The audience filters into the theater during a taped medley of songs that “colored girls” grew up with in the ‘60s, songs by Aretha Franklin, the Marvelettes, Carla Thomas, the Chiffons. As the lights begin a slow dim, the tape switches to a gaggle of giggling girls singing every Motown hit they can remember – not like hip brothers harmonizing on the street corners, but as if at a slumber party in the wee hours, half-remembering words and improvising clumsy harmonies.

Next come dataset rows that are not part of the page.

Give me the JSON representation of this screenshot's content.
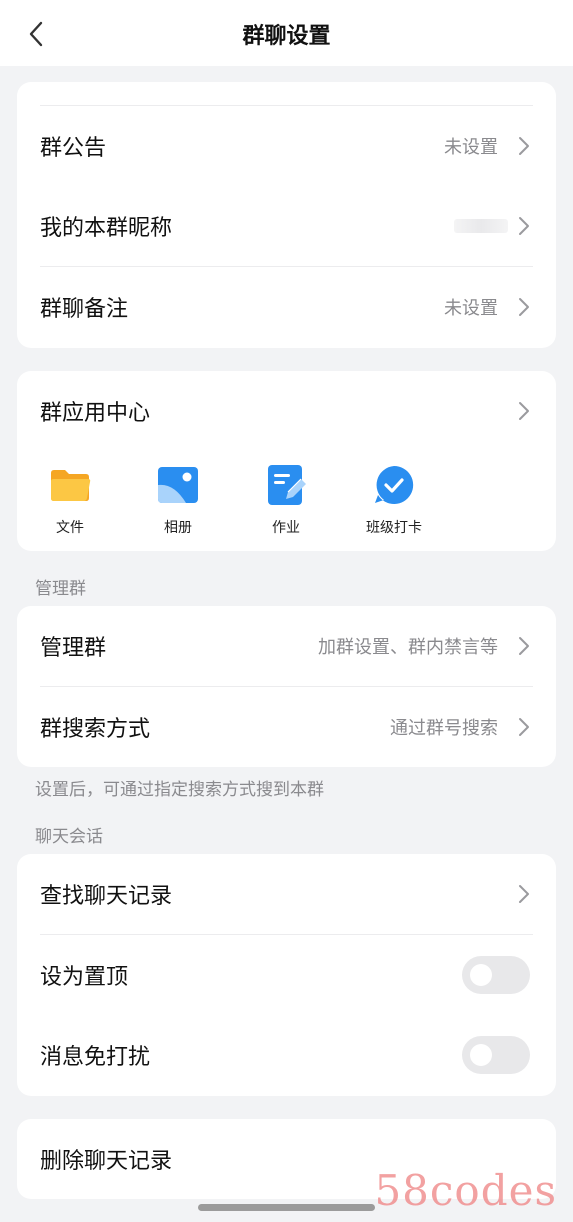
{
  "header": {
    "title": "群聊设置"
  },
  "card1": {
    "announcement": {
      "label": "群公告",
      "value": "未设置"
    },
    "nickname": {
      "label": "我的本群昵称"
    },
    "remark": {
      "label": "群聊备注",
      "value": "未设置"
    }
  },
  "apps": {
    "title": "群应用中心",
    "items": [
      {
        "label": "文件",
        "icon": "folder-icon",
        "color": "#f7b733"
      },
      {
        "label": "相册",
        "icon": "photo-album-icon",
        "color": "#2a8ef0"
      },
      {
        "label": "作业",
        "icon": "homework-icon",
        "color": "#2a8ef0"
      },
      {
        "label": "班级打卡",
        "icon": "check-in-icon",
        "color": "#2a8ef0"
      }
    ]
  },
  "manage": {
    "section_label": "管理群",
    "manage_row": {
      "label": "管理群",
      "value": "加群设置、群内禁言等"
    },
    "search_row": {
      "label": "群搜索方式",
      "value": "通过群号搜索"
    },
    "hint": "设置后，可通过指定搜索方式搜到本群"
  },
  "chat": {
    "section_label": "聊天会话",
    "find_history": {
      "label": "查找聊天记录"
    },
    "pin": {
      "label": "设为置顶",
      "on": false
    },
    "mute": {
      "label": "消息免打扰",
      "on": false
    }
  },
  "delete": {
    "label": "删除聊天记录"
  },
  "watermark": "58codes"
}
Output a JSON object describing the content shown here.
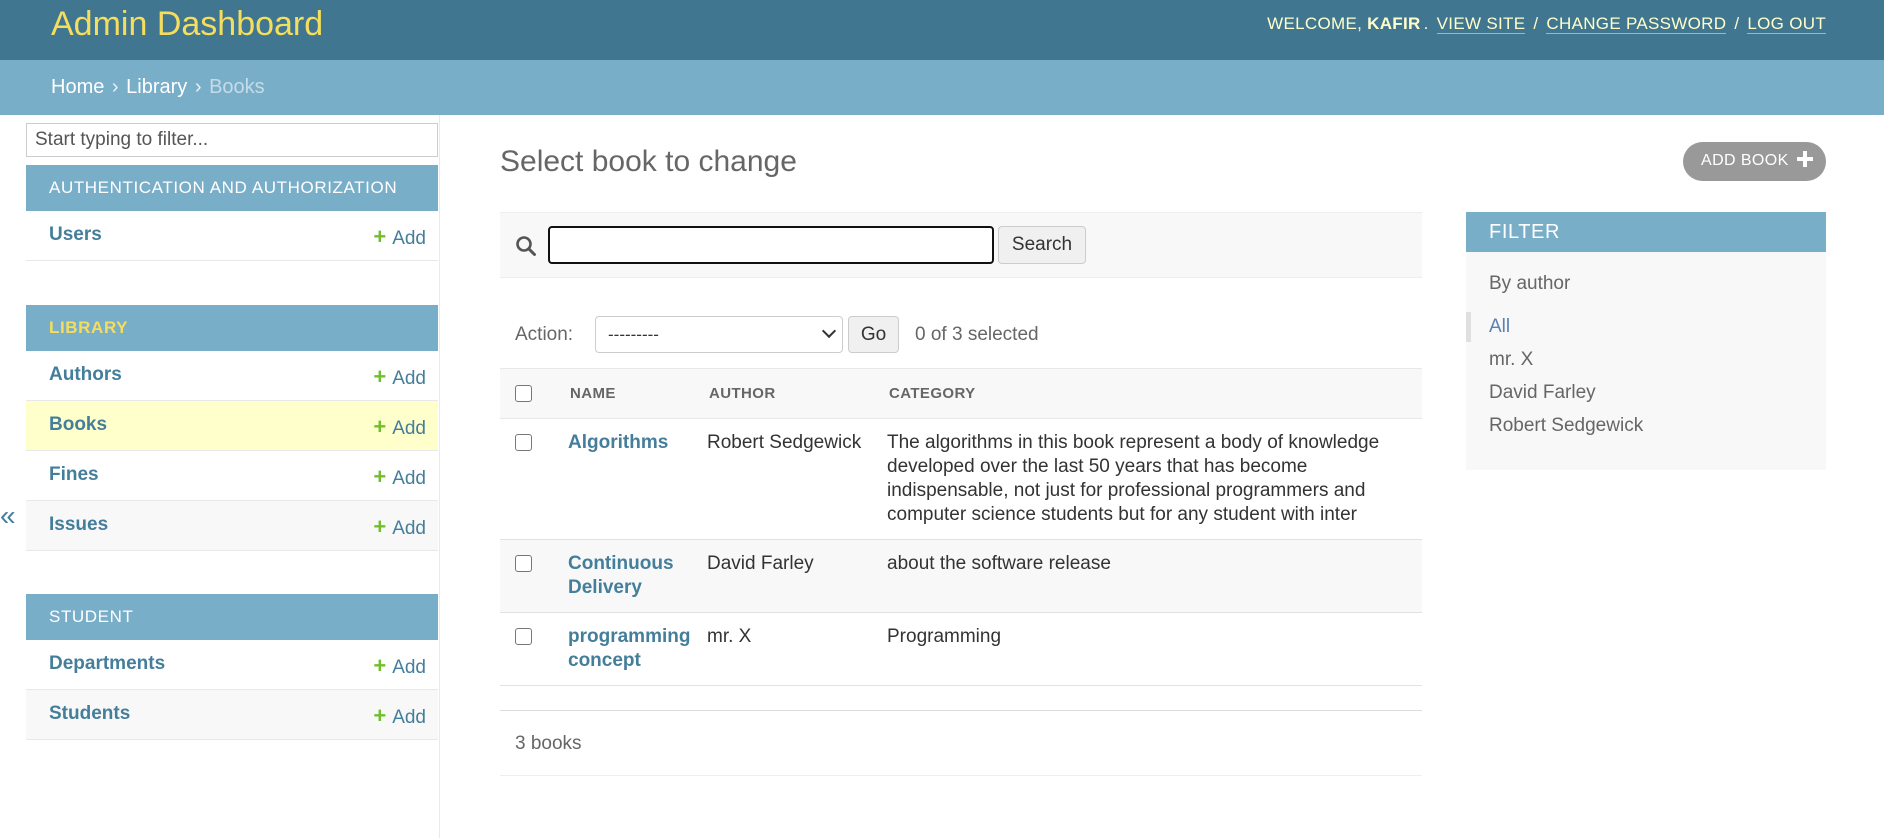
{
  "header": {
    "site_name": "Admin Dashboard",
    "welcome": "WELCOME,",
    "username": "KAFIR",
    "view_site": "VIEW SITE",
    "change_password": "CHANGE PASSWORD",
    "log_out": "LOG OUT"
  },
  "breadcrumbs": {
    "home": "Home",
    "library": "Library",
    "current": "Books"
  },
  "nav": {
    "filter_placeholder": "Start typing to filter...",
    "toggle": "«",
    "modules": [
      {
        "caption": "AUTHENTICATION AND AUTHORIZATION",
        "rows": [
          {
            "model": "Users",
            "add": "Add"
          }
        ]
      },
      {
        "caption": "LIBRARY",
        "rows": [
          {
            "model": "Authors",
            "add": "Add"
          },
          {
            "model": "Books",
            "add": "Add"
          },
          {
            "model": "Fines",
            "add": "Add"
          },
          {
            "model": "Issues",
            "add": "Add"
          }
        ]
      },
      {
        "caption": "STUDENT",
        "rows": [
          {
            "model": "Departments",
            "add": "Add"
          },
          {
            "model": "Students",
            "add": "Add"
          }
        ]
      }
    ]
  },
  "content": {
    "title": "Select book to change",
    "add_button": "ADD BOOK",
    "search_button": "Search",
    "search_value": "",
    "action_label": "Action:",
    "action_selected": "---------",
    "go_button": "Go",
    "selected_count": "0 of 3 selected",
    "columns": [
      "NAME",
      "AUTHOR",
      "CATEGORY"
    ],
    "rows": [
      {
        "name": "Algorithms",
        "author": "Robert Sedgewick",
        "category": "The algorithms in this book represent a body of knowledge developed over the last 50 years that has become indispensable, not just for professional programmers and computer science students but for any student with inter"
      },
      {
        "name": "Continuous Delivery",
        "author": "David Farley",
        "category": "about the software release"
      },
      {
        "name": "programming concept",
        "author": "mr. X",
        "category": "Programming"
      }
    ],
    "paginator": "3 books"
  },
  "filter": {
    "title": "FILTER",
    "by": "By author",
    "options": [
      "All",
      "mr. X",
      "David Farley",
      "Robert Sedgewick"
    ],
    "selected": "All"
  },
  "colors": {
    "header_bg": "#417690",
    "breadcrumb_bg": "#79aec8",
    "site_name": "#f5dd5d",
    "link": "#447e9b",
    "add_plus": "#70bf2b",
    "selected_row": "#ffffcc"
  }
}
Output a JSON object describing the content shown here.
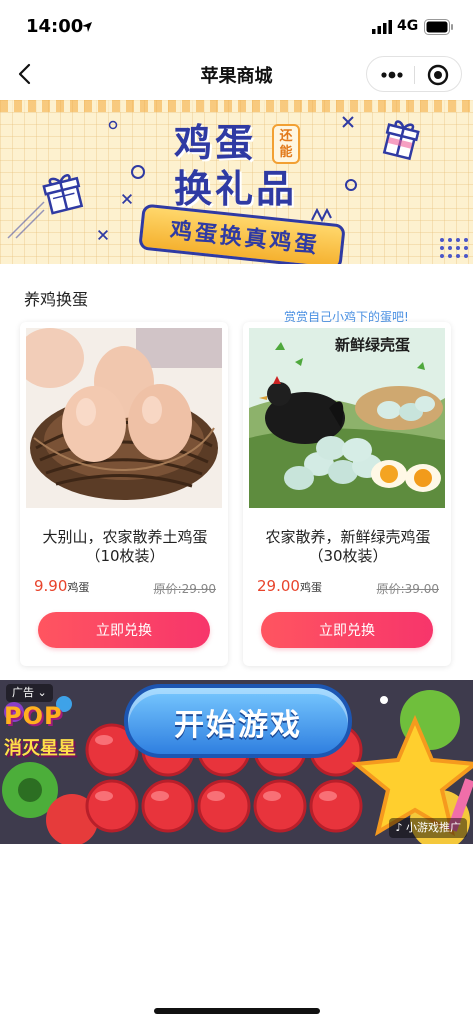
{
  "status_bar": {
    "time": "14:00",
    "network": "4G"
  },
  "nav": {
    "title": "苹果商城"
  },
  "banner": {
    "headline_line1": "鸡蛋",
    "headline_line2": "换礼品",
    "badge": "还能",
    "subtitle": "鸡蛋换真鸡蛋"
  },
  "section": {
    "title": "养鸡换蛋",
    "marquee": "赏赏自己小鸡下的蛋吧!"
  },
  "products": [
    {
      "name": "大别山，农家散养土鸡蛋（10枚装）",
      "price": "9.90",
      "price_unit": "鸡蛋",
      "original_price": "原价:29.90",
      "button": "立即兑换"
    },
    {
      "name": "农家散养，新鲜绿壳鸡蛋（30枚装）",
      "price": "29.00",
      "price_unit": "鸡蛋",
      "original_price": "原价:39.00",
      "button": "立即兑换",
      "image_text": "新鲜绿壳蛋"
    }
  ],
  "ad": {
    "tag": "广告",
    "start_label": "开始游戏",
    "game_title": "POP",
    "game_subtitle": "消灭星星",
    "promo": "小游戏推广"
  },
  "colors": {
    "price": "#e8442c",
    "button_gradient_start": "#ff5560",
    "button_gradient_end": "#f7356b",
    "banner_text": "#2f3aa3",
    "banner_bg": "#fdf1cf"
  }
}
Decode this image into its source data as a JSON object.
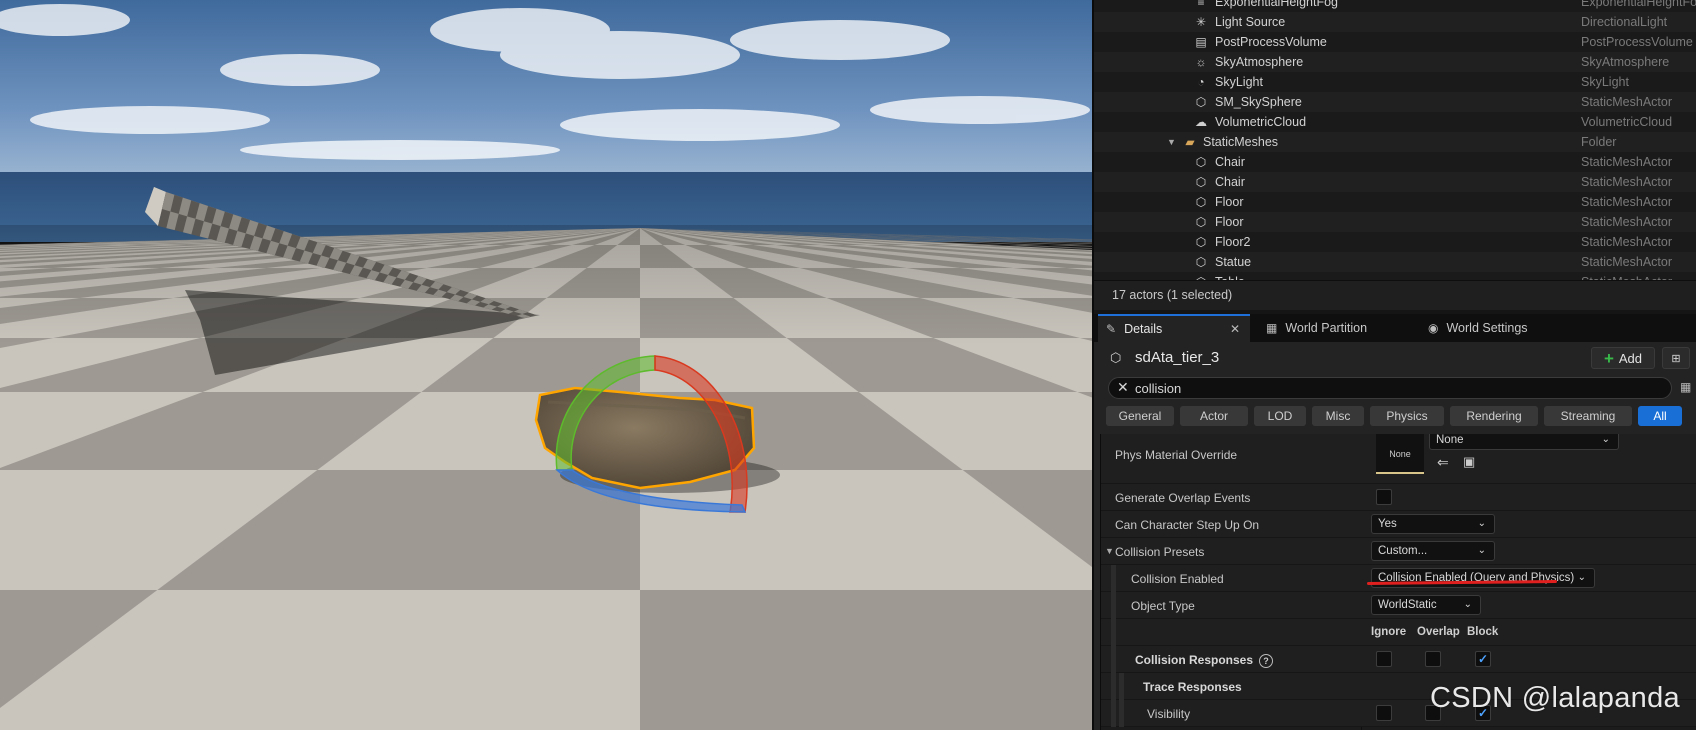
{
  "outliner": {
    "rows": [
      {
        "name": "ExponentialHeightFog",
        "type": "ExponentialHeightFog",
        "icon": "fog-icon"
      },
      {
        "name": "Light Source",
        "type": "DirectionalLight",
        "icon": "directional-light-icon"
      },
      {
        "name": "PostProcessVolume",
        "type": "PostProcessVolume",
        "icon": "post-process-volume-icon"
      },
      {
        "name": "SkyAtmosphere",
        "type": "SkyAtmosphere",
        "icon": "sky-atmosphere-icon"
      },
      {
        "name": "SkyLight",
        "type": "SkyLight",
        "icon": "sky-light-icon"
      },
      {
        "name": "SM_SkySphere",
        "type": "StaticMeshActor",
        "icon": "static-mesh-icon"
      },
      {
        "name": "VolumetricCloud",
        "type": "VolumetricCloud",
        "icon": "volumetric-cloud-icon"
      },
      {
        "name": "StaticMeshes",
        "type": "Folder",
        "icon": "folder-icon"
      },
      {
        "name": "Chair",
        "type": "StaticMeshActor",
        "icon": "static-mesh-icon"
      },
      {
        "name": "Chair",
        "type": "StaticMeshActor",
        "icon": "static-mesh-icon"
      },
      {
        "name": "Floor",
        "type": "StaticMeshActor",
        "icon": "static-mesh-icon"
      },
      {
        "name": "Floor",
        "type": "StaticMeshActor",
        "icon": "static-mesh-icon"
      },
      {
        "name": "Floor2",
        "type": "StaticMeshActor",
        "icon": "static-mesh-icon"
      },
      {
        "name": "Statue",
        "type": "StaticMeshActor",
        "icon": "static-mesh-icon"
      },
      {
        "name": "Table",
        "type": "StaticMeshActor",
        "icon": "static-mesh-icon"
      }
    ],
    "actor_count": "17 actors (1 selected)"
  },
  "tabs": {
    "details": "Details",
    "world_partition": "World Partition",
    "world_settings": "World Settings"
  },
  "details": {
    "actor_name": "sdAta_tier_3",
    "add_label": "Add",
    "search_value": "collision",
    "filters": [
      "General",
      "Actor",
      "LOD",
      "Misc",
      "Physics",
      "Rendering",
      "Streaming",
      "All"
    ],
    "active_filter": "All"
  },
  "properties": {
    "phys_material_override": {
      "label": "Phys Material Override",
      "thumb": "None",
      "value": "None"
    },
    "generate_overlap_events": {
      "label": "Generate Overlap Events",
      "checked": false
    },
    "can_character_step_up_on": {
      "label": "Can Character Step Up On",
      "value": "Yes"
    },
    "collision_presets": {
      "label": "Collision Presets",
      "value": "Custom..."
    },
    "collision_enabled": {
      "label": "Collision Enabled",
      "value": "Collision Enabled (Query and Physics)"
    },
    "object_type": {
      "label": "Object Type",
      "value": "WorldStatic"
    },
    "response_columns": [
      "Ignore",
      "Overlap",
      "Block"
    ],
    "collision_responses": {
      "label": "Collision Responses",
      "block": true
    },
    "trace_responses": {
      "label": "Trace Responses"
    },
    "visibility": {
      "label": "Visibility",
      "block": true
    }
  },
  "watermark": "CSDN @lalapanda",
  "colors": {
    "accent": "#1a6fd6",
    "gizmo_red": "#d9391f",
    "gizmo_green": "#5dbb2c",
    "gizmo_blue": "#3a78d8",
    "selection": "#ffa500"
  }
}
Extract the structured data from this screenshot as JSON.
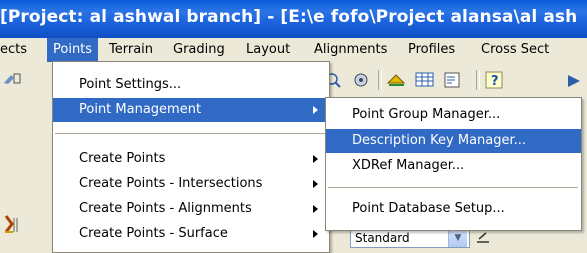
{
  "window": {
    "title": "[Project: al ashwal branch] - [E:\\e fofo\\Project alansa\\al ash"
  },
  "menubar": {
    "items": [
      "ects",
      "Points",
      "Terrain",
      "Grading",
      "Layout",
      "Alignments",
      "Profiles",
      "Cross Sect"
    ]
  },
  "points_menu": {
    "items": [
      "Point Settings...",
      "Point Management",
      "Create Points",
      "Create Points - Intersections",
      "Create Points - Alignments",
      "Create Points - Surface"
    ]
  },
  "point_management_menu": {
    "items": [
      "Point Group Manager...",
      "Description Key Manager...",
      "XDRef Manager...",
      "Point Database Setup..."
    ]
  },
  "toolbar": {
    "combo_value": "Standard"
  },
  "colors": {
    "highlight": "#316ac5",
    "titlebar": "#0a5bd8",
    "menu_bg": "#ece9d8"
  }
}
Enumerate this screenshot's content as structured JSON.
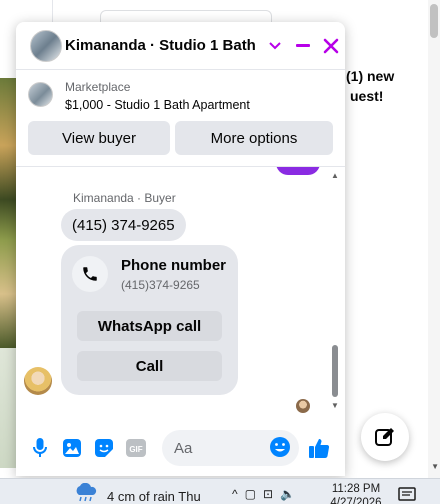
{
  "background": {
    "notification_lines": [
      "(1) new",
      "uest!"
    ]
  },
  "chat": {
    "title": "Kimananda · Studio 1 Bath ...",
    "listing": {
      "category": "Marketplace",
      "title": "$1,000 - Studio 1 Bath Apartment"
    },
    "buttons": {
      "view_buyer": "View buyer",
      "more_options": "More options"
    },
    "messages": {
      "sender": "Kimananda · Buyer",
      "phone_bubble": "(415) 374-9265",
      "card": {
        "title": "Phone number",
        "number": "(415)374-9265",
        "whatsapp": "WhatsApp call",
        "call": "Call"
      }
    },
    "composer": {
      "placeholder": "Aa"
    },
    "colors": {
      "accent": "#8a2be2",
      "icon_blue": "#0084ff",
      "header_icons": "#b700e8"
    }
  },
  "taskbar": {
    "weather": "4 cm of rain Thu",
    "time": "11:28 PM",
    "date": "4/27/2026"
  }
}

In a flash these would-be Supremes are on stage, and a character called the Lady in Brown exhorts them, “Sing a black girls’ song – sing her song of life, she’s been dead so long!” They all clasp hands and dance in a circle, playing “Shake It Sally Walker.” From the loudspeakers burst Martha and the Vandellas, and the girls are all boogieing to the beat, singing along with “Dancin’ in the Streets” and collapsing on the floor to hear one another’s stories, the stories of seven colored girls before, but not beyond, considering suicide.
The music is an important set-up; it’s the unshakable common ground for the women in
for colored girls. “When You’re Young and In Love,” “I Never Loved a Man the Way I Love You,” “My Mama Said,” “B-A-B-Y” represent a coy, starry-eyed innocence that, like the pajama party ambience, diminishes as the play charts the disintegration of their Motown dreams into a dark reality that consists mostly of being abused, betrayed and otherwise ripped off by men. (Black men, of course. Shange’s play is quite uncompromisingly “for colored girls.” White men and women (girls) are treated only with cursory contempt.) From this point on, the only music consists of the occasional honking and blatting of Archie Shepp and other modern
It’s hard to describe for colored girls so as to do justice to its passion. A bunch of black women sitting around bitching about their no-good men sounds distinctly unexciting. But Ntozake Shange is a poet who knows language as a fish knows water. Her words are layered with perception as well as complaint. Implicit in her anger is the knowledge that “I shoulda known better.” Her women are victims of rape, abortion, prostitution, violence, romanticism. “Heroically resisting being possessed,” they are not without their own weapons: music and dance (in a strange but effective style), their love for one another, and vindictiveness and manipulation.
now she stood a
reg’lar colored girl fulla the
malice/livid indifference as a
worn from supporting a wd-be
waitin by the window/
& they knew
& left in a hurry
she wd gather her tinsel
& jewels from the tub & laugh
gayly or vengeful/she stored her
silk roses by her bed & when she
finished writing the account
of her exploit
in a diary embroidered
with lilies & moonstones/she placed
the rose behind her ear
& cried herself to sleep.
Though Shange’s poems are sustained by their own colloquial vitality and potent imagery, the dramatic intensity of
for colored girls is drawn from the statuesque ensemble that embodies the poems. Possessing a raw performance energy entirely suited to the material, and the full authority of the feelings in the words, the cast radiates a jolting feminism.
for colored girls ends as it began – with music. But not a love-bitten tune with which Diana Ross might open at the Westchester Premier Theatre. Reveling in self-discovery, they trill gospel chords: “I Found God in Myself.”